A mesma importância teve a votação na Câmara, em que, pouco após tentativa frustrada do governo federal de desfigurar a proposta, se construiu um consenso sobre o que seria possível aprovar na Casa. Ficou clara a possibilidade de colocar as instituições democráticas que construímos a duras penas no Brasil para funcionar, desde que conversas relevantes e desarmadas aconteçam.

A narrativa de que, para a Educação, não faltam recursos e sim gestão pôde ser substituída pela evidência de que gastamos por aluno em Educação Básica menos da metade do que a média da Organização para a Cooperação e Desenvolvimento Econômico (OCDE) e pagamos muito menos que eles a nossos professores. Com isso, reduzem-se as chances de construirmos um ensino público de qualidade, mesmo que a gestão seja aprimorada.
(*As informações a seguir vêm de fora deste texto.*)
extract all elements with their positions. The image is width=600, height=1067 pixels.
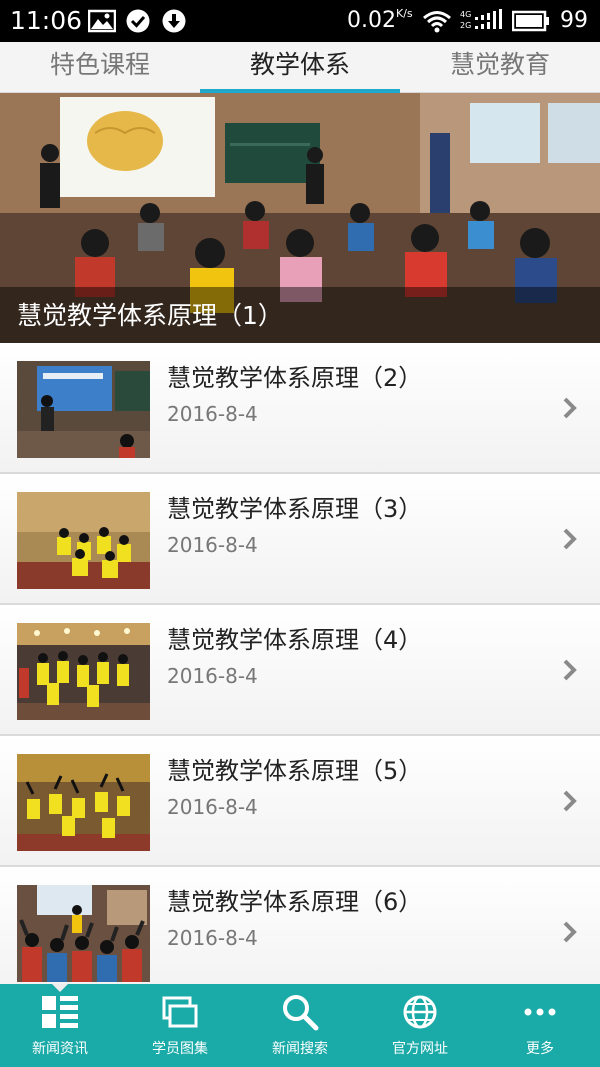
item-date: 2016-8-4: [167, 664, 258, 688]
thumbnail-image: [17, 754, 150, 851]
battery-icon: [512, 10, 549, 32]
chevron-right-icon: [563, 397, 577, 419]
thumbnail-image: [17, 361, 150, 458]
status-time: 11:06: [10, 6, 83, 35]
list-item[interactable]: 慧觉教学体系原理（4） 2016-8-4: [0, 605, 600, 736]
item-title: 慧觉教学体系原理（6）: [167, 888, 423, 916]
net-speed: 0.02: [347, 8, 396, 33]
nav-website[interactable]: 官方网址: [360, 984, 480, 1067]
list-item[interactable]: 慧觉教学体系原理（5） 2016-8-4: [0, 736, 600, 867]
thumbnail-image: [17, 623, 150, 720]
chevron-right-icon: [563, 659, 577, 681]
category-tabs: 特色课程 教学体系 慧觉教育: [0, 42, 600, 93]
signal-icon: [475, 9, 502, 29]
tab-huijue-education[interactable]: 慧觉教育: [400, 42, 600, 92]
list-item[interactable]: 慧觉教学体系原理（2） 2016-8-4: [0, 343, 600, 474]
item-title: 慧觉教学体系原理（4）: [167, 626, 423, 654]
search-icon: [283, 995, 319, 1031]
bottom-navigation: 新闻资讯 学员图集 新闻搜索 官方网址 更多: [0, 984, 600, 1067]
nav-more-label: 更多: [526, 1041, 554, 1057]
network-type-top: 4G: [460, 10, 472, 19]
news-list: 慧觉教学体系原理（2） 2016-8-4 慧觉教学体系原理（3） 2016-8-…: [0, 343, 600, 998]
tab-featured-courses[interactable]: 特色课程: [0, 42, 200, 92]
network-type-bottom: 2G: [460, 21, 472, 30]
nav-gallery[interactable]: 学员图集: [120, 984, 240, 1067]
globe-icon: [403, 995, 437, 1029]
chevron-right-icon: [563, 528, 577, 550]
wifi-icon: [423, 11, 451, 33]
banner-caption: 慧觉教学体系原理（1）: [17, 301, 283, 330]
nav-news[interactable]: 新闻资讯: [0, 984, 120, 1067]
download-notification-icon: [162, 9, 186, 33]
nav-search-label: 新闻搜索: [272, 1041, 328, 1057]
chevron-right-icon: [563, 921, 577, 943]
thumbnail-image: [17, 885, 150, 982]
tab-teaching-system[interactable]: 教学体系: [200, 42, 400, 93]
featured-banner[interactable]: 慧觉教学体系原理（1）: [0, 93, 600, 343]
check-notification-icon: [126, 9, 150, 33]
item-date: 2016-8-4: [167, 402, 258, 426]
item-title: 慧觉教学体系原理（5）: [167, 757, 423, 785]
item-date: 2016-8-4: [167, 533, 258, 557]
more-icon: [524, 1008, 556, 1016]
thumbnail-image: [17, 492, 150, 589]
news-list-icon: [42, 996, 78, 1028]
status-bar: 11:06 0.02 K/s 4G 2G 99: [0, 0, 600, 42]
nav-website-label: 官方网址: [392, 1041, 448, 1057]
list-item[interactable]: 慧觉教学体系原理（6） 2016-8-4: [0, 867, 600, 998]
net-speed-unit: K/s: [396, 7, 413, 20]
gallery-notification-icon: [88, 9, 116, 33]
item-title: 慧觉教学体系原理（3）: [167, 495, 423, 523]
chevron-right-icon: [563, 790, 577, 812]
item-date: 2016-8-4: [167, 926, 258, 950]
item-title: 慧觉教学体系原理（2）: [167, 364, 423, 392]
nav-search[interactable]: 新闻搜索: [240, 984, 360, 1067]
gallery-icon: [162, 996, 198, 1028]
list-item[interactable]: 慧觉教学体系原理（3） 2016-8-4: [0, 474, 600, 605]
nav-news-label: 新闻资讯: [32, 1041, 88, 1057]
active-indicator: [52, 984, 68, 992]
nav-more[interactable]: 更多: [480, 984, 600, 1067]
nav-gallery-label: 学员图集: [152, 1041, 208, 1057]
battery-level: 99: [560, 8, 588, 33]
item-date: 2016-8-4: [167, 795, 258, 819]
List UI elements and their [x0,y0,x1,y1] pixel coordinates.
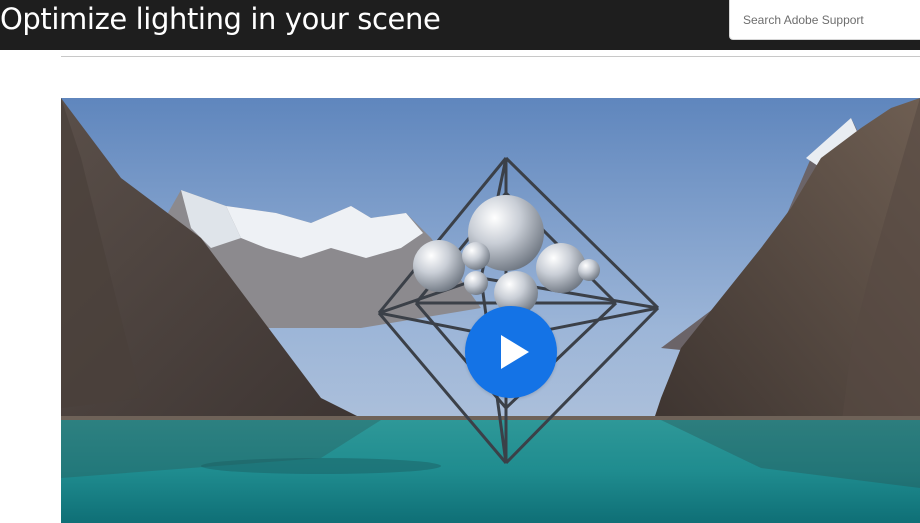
play-button[interactable] [465,306,557,398]
search-box[interactable] [729,0,920,40]
video-player[interactable] [61,98,920,523]
play-icon [501,335,529,369]
divider [61,56,920,57]
search-input[interactable] [730,0,920,39]
site-header: Optimize lighting in your scene [0,0,920,50]
page-title: Optimize lighting in your scene [0,2,441,36]
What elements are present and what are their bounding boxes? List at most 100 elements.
Por essas razões, ganhou especial relevância a aprovação de um Fundeb permanente, por estar no corpo da Constituição, (e não mais em Disposições Provisórias) e mais redistributivo, logrando chegar onde ele é mais urgente, nos municípios com menos recursos.

Resta agora colocar a gestão da política educacional como prioridade da agenda, tanto na legislação infraconstitucional quanto na prática cotidiana em cada escola, para assegurar educação de qualidade para todas as crianças e jovens.